PepsiCoCEO Indra Nooyi is making the case that the deal is needed to improve Pepsi’s competitiveness and growth prospects.
It’s oversimplifying to say that in the decade since, Pepsi spun off Pepsi Bottling Group as an independent company a lot has changed in the beverage business. Most notably, consumers continue to look for more variety and increasingly prefer noncarbonated beverages. The breadth of the portfolio has made bottling more complex. Retailers also have consolidated. In this environment, a stand-alone bottling company may not make as much sense as it once did.
However, some things haven't changed. The bottling business remains a risky and expensive venture, and the same arguments for keeping the costs of distributing soft drinks off the balance sheet, particularly in weak economic times, are still the same.

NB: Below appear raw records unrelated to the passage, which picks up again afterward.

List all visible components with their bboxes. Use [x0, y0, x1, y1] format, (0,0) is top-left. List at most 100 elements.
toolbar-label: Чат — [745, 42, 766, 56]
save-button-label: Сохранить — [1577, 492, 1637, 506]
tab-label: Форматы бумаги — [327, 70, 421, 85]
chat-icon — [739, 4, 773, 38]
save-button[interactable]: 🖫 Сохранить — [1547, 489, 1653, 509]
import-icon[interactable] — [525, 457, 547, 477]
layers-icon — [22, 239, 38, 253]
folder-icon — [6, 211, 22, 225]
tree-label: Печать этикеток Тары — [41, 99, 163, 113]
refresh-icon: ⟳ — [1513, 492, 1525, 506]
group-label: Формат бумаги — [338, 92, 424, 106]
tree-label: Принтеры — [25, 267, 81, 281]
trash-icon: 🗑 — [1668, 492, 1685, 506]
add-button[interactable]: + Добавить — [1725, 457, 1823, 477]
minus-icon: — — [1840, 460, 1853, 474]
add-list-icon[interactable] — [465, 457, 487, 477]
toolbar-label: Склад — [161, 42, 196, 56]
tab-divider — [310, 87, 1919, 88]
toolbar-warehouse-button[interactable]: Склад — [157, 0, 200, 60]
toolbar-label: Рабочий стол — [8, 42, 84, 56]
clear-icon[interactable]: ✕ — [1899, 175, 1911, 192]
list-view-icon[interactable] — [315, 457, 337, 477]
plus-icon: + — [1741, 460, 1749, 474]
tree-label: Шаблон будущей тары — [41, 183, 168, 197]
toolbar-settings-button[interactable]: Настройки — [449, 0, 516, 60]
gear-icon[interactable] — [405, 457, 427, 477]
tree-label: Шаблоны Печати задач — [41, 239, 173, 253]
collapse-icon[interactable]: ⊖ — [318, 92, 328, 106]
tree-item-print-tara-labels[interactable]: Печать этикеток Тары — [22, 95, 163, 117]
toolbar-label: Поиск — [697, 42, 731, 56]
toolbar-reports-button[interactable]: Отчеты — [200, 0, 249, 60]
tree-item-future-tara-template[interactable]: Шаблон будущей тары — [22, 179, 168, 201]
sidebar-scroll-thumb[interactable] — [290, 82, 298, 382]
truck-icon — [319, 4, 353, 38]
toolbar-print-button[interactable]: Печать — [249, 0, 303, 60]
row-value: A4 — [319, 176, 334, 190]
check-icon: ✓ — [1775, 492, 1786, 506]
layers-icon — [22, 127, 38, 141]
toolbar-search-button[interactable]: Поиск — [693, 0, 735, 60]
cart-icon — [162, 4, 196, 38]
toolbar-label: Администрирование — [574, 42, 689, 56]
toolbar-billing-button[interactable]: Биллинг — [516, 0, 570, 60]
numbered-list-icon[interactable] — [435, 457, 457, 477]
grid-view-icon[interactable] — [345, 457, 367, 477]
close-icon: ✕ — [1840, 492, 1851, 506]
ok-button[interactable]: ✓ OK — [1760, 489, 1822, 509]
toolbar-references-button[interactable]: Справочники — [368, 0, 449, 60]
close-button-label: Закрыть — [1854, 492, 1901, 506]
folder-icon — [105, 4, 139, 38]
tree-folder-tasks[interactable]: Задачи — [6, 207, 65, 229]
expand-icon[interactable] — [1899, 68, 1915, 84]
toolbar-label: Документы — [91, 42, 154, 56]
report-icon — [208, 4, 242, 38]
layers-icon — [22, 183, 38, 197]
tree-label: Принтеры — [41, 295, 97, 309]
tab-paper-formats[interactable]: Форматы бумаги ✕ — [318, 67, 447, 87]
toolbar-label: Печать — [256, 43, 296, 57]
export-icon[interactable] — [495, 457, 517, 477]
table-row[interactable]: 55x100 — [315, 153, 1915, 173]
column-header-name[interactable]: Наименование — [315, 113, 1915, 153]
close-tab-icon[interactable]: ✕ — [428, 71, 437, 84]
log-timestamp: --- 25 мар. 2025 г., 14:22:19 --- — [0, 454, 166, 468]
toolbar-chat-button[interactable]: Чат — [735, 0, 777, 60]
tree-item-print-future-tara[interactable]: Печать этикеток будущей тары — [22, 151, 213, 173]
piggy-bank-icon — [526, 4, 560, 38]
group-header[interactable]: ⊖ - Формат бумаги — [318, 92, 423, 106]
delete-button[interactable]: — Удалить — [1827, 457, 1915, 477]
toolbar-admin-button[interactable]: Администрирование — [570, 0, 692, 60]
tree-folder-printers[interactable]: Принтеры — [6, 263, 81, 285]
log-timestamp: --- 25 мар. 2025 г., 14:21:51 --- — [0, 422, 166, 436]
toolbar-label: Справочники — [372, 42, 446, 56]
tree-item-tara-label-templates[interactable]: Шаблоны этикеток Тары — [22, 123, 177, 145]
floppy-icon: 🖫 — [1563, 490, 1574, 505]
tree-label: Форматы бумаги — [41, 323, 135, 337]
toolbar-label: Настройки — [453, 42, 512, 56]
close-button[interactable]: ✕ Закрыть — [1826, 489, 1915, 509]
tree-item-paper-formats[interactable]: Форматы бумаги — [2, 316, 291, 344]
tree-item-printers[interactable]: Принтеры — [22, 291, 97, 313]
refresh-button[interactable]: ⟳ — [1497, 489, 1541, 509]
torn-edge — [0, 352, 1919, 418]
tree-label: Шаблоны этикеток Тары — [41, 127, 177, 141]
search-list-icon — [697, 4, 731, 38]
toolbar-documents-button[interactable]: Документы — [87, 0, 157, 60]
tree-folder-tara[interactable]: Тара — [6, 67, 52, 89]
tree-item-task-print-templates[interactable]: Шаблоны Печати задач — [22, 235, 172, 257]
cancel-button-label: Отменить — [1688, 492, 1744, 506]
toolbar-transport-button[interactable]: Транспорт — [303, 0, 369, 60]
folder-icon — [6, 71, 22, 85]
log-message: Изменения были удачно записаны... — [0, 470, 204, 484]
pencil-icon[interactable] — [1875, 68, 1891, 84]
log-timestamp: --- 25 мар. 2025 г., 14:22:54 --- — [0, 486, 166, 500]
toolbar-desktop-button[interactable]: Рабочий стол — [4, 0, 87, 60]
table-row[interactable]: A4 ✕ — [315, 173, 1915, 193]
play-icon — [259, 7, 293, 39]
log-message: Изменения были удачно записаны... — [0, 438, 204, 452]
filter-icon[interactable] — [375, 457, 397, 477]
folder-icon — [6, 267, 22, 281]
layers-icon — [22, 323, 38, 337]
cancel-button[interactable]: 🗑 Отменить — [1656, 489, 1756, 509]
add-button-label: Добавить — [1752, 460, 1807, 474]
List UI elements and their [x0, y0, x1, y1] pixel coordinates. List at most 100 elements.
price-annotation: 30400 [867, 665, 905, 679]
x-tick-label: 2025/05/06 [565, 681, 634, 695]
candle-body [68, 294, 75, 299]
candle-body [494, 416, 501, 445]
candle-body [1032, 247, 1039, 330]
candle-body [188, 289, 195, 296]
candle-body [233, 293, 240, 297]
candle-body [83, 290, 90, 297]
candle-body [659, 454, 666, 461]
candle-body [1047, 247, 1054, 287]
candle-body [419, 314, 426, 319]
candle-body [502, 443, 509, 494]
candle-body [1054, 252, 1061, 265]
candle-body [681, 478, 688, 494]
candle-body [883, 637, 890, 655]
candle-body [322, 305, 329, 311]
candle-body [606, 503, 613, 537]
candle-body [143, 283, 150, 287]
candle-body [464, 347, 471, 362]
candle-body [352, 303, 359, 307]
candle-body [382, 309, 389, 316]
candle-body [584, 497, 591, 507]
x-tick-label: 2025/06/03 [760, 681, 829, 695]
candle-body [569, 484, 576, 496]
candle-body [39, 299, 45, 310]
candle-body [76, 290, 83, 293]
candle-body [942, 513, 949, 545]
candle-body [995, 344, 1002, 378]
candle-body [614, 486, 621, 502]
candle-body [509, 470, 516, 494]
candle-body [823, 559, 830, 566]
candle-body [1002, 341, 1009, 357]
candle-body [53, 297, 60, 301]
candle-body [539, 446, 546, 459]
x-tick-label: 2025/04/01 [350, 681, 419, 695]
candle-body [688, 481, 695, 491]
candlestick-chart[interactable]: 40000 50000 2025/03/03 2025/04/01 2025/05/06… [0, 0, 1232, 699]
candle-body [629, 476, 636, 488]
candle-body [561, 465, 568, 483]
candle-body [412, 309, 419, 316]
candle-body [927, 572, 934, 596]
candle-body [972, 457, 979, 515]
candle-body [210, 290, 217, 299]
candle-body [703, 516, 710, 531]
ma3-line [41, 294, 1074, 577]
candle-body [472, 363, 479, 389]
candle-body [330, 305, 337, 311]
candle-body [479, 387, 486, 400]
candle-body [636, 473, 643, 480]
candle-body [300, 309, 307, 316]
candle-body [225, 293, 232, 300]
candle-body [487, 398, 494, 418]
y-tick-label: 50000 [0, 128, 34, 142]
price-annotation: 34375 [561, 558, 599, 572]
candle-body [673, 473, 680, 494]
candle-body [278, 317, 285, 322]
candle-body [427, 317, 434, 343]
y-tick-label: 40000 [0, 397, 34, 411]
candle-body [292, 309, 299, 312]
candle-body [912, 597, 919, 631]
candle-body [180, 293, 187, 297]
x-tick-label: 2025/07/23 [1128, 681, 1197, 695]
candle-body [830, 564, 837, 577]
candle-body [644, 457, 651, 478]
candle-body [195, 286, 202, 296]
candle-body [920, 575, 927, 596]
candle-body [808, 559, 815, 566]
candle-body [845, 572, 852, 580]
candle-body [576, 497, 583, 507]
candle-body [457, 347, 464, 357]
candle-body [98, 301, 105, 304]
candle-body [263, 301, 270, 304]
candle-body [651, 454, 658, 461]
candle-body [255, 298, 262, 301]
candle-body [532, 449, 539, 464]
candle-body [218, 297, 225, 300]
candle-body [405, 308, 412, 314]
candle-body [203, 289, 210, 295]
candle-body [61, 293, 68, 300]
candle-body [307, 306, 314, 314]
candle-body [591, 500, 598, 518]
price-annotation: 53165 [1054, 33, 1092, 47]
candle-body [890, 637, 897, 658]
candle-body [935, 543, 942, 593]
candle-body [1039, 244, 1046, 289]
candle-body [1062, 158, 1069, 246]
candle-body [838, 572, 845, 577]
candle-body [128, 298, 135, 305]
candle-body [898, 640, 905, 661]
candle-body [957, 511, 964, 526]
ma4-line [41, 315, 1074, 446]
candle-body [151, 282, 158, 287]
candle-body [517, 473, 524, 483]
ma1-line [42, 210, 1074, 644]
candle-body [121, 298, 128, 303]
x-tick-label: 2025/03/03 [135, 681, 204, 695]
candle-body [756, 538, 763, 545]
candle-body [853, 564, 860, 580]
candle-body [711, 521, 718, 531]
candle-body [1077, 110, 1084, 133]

Still, the move will give PepsiCo more control over its destiny, and with a large direct store delivery network that it uses to bring its Frito-Lay snacks to market and a separate warehouse delivery system it already uses for the bulk of its Gatorade beverages, PepsiCo may be at an advantage. Bringing more products through the DSD system and simplifying its distribution network could reduce costs at a time when beverage makers are seeing slow growth.
But PepsiCo may have to cough up more cash to get this deal done.
As it stands now, PepsiCo owns 33.1 percent of PBG and 43.2 percent of PepsiAmericas . (PAS Chairman & CEO Bob Pohlad and his affiliates control another 10.4 percent of PAS.)
PepsiCo's proposed purchase price, which will be half in cash an half in stock, is a 17.1 percent premium over where each of the two bottlers’ stocks were trading before the deals were announced.
The shares of both PBG and PAS surged on the news and up more than 20 percent in a sign that investors think Pepsi will need to sweeten the bid to get this deal done.
The move also may have ramifications for rival Coca-Cola . There has been speculation on and off for years that Coke might buy its largest bottler Coca-Cola Enterprises . Industry newsletter Beverage Digest said Coke has studied this issue, but CEO Muhtar Kent and the Coke board have not favored this approach in the past. However, Pepsi’s move forward could change things.
"It will force a reaction," says Tom Pirko, president of industry consultancy Bevmark.
Although Pirko sees that there are risks inherent in the decision to acquire the low-margin bottling business, there are also "strong advantages for Pepsi." The consolidation will give Pepsi a greater ability to cross-market its products and to act nimbly to market changes.
"The fall-out for anyone below Coke and Pepsi is very severe," Pirko warns.
Take Dr Pepper Snapple . Many of its products are distributed through the Pepsi and Coke bottlers. If PepsiCo buys the bottlers back, there will be questions about the future distribution of these brands.